当密封着“事成”二字的蜡丸被捏碎,传递来的简讯落在顾家人手中时。
顾蕴之数日来如绷紧弓弦般的意志,终于在那一瞬悄然松弛。
蘅儿,你做的很好。
这一松,便是惊天动地。
顾蕴之枯坐在窗下棋枰旁的身影猛地一晃,如同被抽去了所有筋骨,连指尖攥着的密信都再无力握住,飘然滑落。
喉间涌上的那股难以遏制的腥甜感被他强行压下,化作一阵撕心裂肺的剧咳,五脏六腑都在震**。
守在门口的亲信惊惶扑入,只看到他们素来沉稳如山的大公子,脸上最后一丝血色也如潮水般褪尽,冷汗瞬间浸透了中衣。
“大少爷!”
话音未落,顾蕴之的身体已如断线木偶般软倒。
方才还蕴藏着精光算计的双眼此刻蒙上一层浑浊的灰翳,意识开始模糊沉浮。
积压已久的沉疴,连同多日殚精竭虑所耗的心血,此刻再无压抑的堤坝,如决口洪流般汹涌反噬。
高热在昏迷中骤然而起,燎原之势瞬息席卷周身。
锦被下那副曾掌控顾家命脉的身躯,此刻不受控制地**着,滚烫似炭火,额角却是沁着冰凉的冷汗,牙关紧咬,发出模糊的呓语。
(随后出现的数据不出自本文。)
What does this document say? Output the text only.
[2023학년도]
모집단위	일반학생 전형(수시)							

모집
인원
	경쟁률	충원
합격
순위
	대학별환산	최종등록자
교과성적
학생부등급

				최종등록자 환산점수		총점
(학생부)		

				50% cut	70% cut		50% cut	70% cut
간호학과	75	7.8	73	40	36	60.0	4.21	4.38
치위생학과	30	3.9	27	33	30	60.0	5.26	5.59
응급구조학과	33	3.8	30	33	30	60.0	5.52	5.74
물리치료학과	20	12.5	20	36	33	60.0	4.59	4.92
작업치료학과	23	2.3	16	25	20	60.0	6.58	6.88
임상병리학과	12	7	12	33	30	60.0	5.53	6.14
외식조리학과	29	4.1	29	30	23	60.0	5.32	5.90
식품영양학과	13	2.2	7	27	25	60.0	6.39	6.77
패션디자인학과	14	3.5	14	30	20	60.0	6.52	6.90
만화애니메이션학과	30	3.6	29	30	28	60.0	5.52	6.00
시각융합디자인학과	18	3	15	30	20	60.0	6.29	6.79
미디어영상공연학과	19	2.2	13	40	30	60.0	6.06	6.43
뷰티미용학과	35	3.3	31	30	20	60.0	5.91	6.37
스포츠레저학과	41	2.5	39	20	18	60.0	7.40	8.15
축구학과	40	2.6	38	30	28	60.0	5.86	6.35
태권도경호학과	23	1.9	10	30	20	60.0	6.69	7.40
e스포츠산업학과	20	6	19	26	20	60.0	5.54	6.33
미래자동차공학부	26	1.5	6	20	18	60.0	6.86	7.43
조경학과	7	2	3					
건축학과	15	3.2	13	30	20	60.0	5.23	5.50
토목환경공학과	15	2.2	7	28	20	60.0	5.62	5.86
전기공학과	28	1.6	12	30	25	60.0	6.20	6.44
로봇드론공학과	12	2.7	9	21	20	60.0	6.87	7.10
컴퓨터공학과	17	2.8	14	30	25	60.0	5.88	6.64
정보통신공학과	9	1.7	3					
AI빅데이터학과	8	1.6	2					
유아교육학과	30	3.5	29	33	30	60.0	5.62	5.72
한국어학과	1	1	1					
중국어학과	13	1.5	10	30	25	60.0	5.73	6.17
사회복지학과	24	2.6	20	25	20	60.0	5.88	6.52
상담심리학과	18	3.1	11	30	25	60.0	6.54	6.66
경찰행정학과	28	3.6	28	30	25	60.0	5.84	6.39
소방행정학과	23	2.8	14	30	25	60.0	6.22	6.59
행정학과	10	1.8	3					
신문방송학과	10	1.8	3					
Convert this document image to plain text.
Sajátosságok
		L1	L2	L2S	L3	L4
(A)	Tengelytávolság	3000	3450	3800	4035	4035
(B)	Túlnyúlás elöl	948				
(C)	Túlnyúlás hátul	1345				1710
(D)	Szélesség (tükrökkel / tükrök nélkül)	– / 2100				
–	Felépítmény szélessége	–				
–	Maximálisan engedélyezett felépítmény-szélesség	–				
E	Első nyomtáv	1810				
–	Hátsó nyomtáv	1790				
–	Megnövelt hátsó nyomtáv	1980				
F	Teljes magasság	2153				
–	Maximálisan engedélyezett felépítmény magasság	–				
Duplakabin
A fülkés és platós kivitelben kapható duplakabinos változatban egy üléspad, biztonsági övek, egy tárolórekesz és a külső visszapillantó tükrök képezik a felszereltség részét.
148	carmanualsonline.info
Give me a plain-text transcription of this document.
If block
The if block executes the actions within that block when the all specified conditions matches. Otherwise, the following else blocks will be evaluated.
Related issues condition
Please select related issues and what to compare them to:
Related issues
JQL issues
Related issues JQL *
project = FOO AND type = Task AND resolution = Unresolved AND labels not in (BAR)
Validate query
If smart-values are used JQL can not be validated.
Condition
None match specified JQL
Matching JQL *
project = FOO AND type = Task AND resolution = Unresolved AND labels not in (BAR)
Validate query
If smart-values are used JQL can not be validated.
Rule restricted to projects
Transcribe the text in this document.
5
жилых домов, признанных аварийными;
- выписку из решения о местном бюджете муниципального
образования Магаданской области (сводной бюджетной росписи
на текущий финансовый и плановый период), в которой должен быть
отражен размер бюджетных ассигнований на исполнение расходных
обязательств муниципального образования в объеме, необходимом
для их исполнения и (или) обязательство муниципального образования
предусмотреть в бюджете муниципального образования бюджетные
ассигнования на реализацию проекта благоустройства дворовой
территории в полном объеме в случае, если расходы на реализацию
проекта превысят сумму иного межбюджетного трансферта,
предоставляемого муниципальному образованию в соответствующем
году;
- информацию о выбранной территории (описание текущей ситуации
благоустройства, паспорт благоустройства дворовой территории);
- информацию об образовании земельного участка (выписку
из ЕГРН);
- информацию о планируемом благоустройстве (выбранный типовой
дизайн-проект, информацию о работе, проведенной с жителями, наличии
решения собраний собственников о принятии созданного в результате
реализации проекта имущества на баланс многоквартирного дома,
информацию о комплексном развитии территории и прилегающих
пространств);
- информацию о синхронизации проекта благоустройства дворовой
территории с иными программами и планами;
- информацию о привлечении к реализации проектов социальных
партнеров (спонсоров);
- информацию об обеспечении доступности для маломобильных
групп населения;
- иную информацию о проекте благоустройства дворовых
一碗碗浓黑的药汁灌下去,却似石沉大海,无法浇灭身体内部那场焚身的烈火。
他的生命气息,如同风中摇曳将熄的残烛,在冰火交织的劫难中微弱呼吸着,命悬一线。
*
临安城头崔府的门匾刚被摘下,顾蘅的身影已如孤峰般立于新起的风暴边缘。
她并未亲自执掌那把已然见血的屠刀。
时机微妙。
身负“格杀崔时确,严查其党羽”圣旨的楚承宵,正是一柄亟待立威、锋芒无匹的利器。
手握“整顿官商勾结、肃清地方流毒”的皇命大义。
顾蘅温和而无声地将这柄锋芒毕露之剑,引向了他早已了然于胸的方向。
楚承宵动作如雷霆震怒。
一张附着顾蘅精准标注的名单,囊括临安崔氏核心党羽、其爪牙所控之灰色行当、以及与崔氏盘根错节的贪腐官员被迅速执行。
查封产业,审讯清算,快刀斩乱麻。
顾蘅冷眼旁观这雷霆风暴。
而在楚承宵浑然不觉地挥动这柄借来的重剑时,几枚由顾蘅巧妙布下的“种子”,已被无声嵌入土壤:
几份本该在混乱中彻底销毁,却能微妙影射崔氏与皇室中某些重要人物过往“协议”的密信残片。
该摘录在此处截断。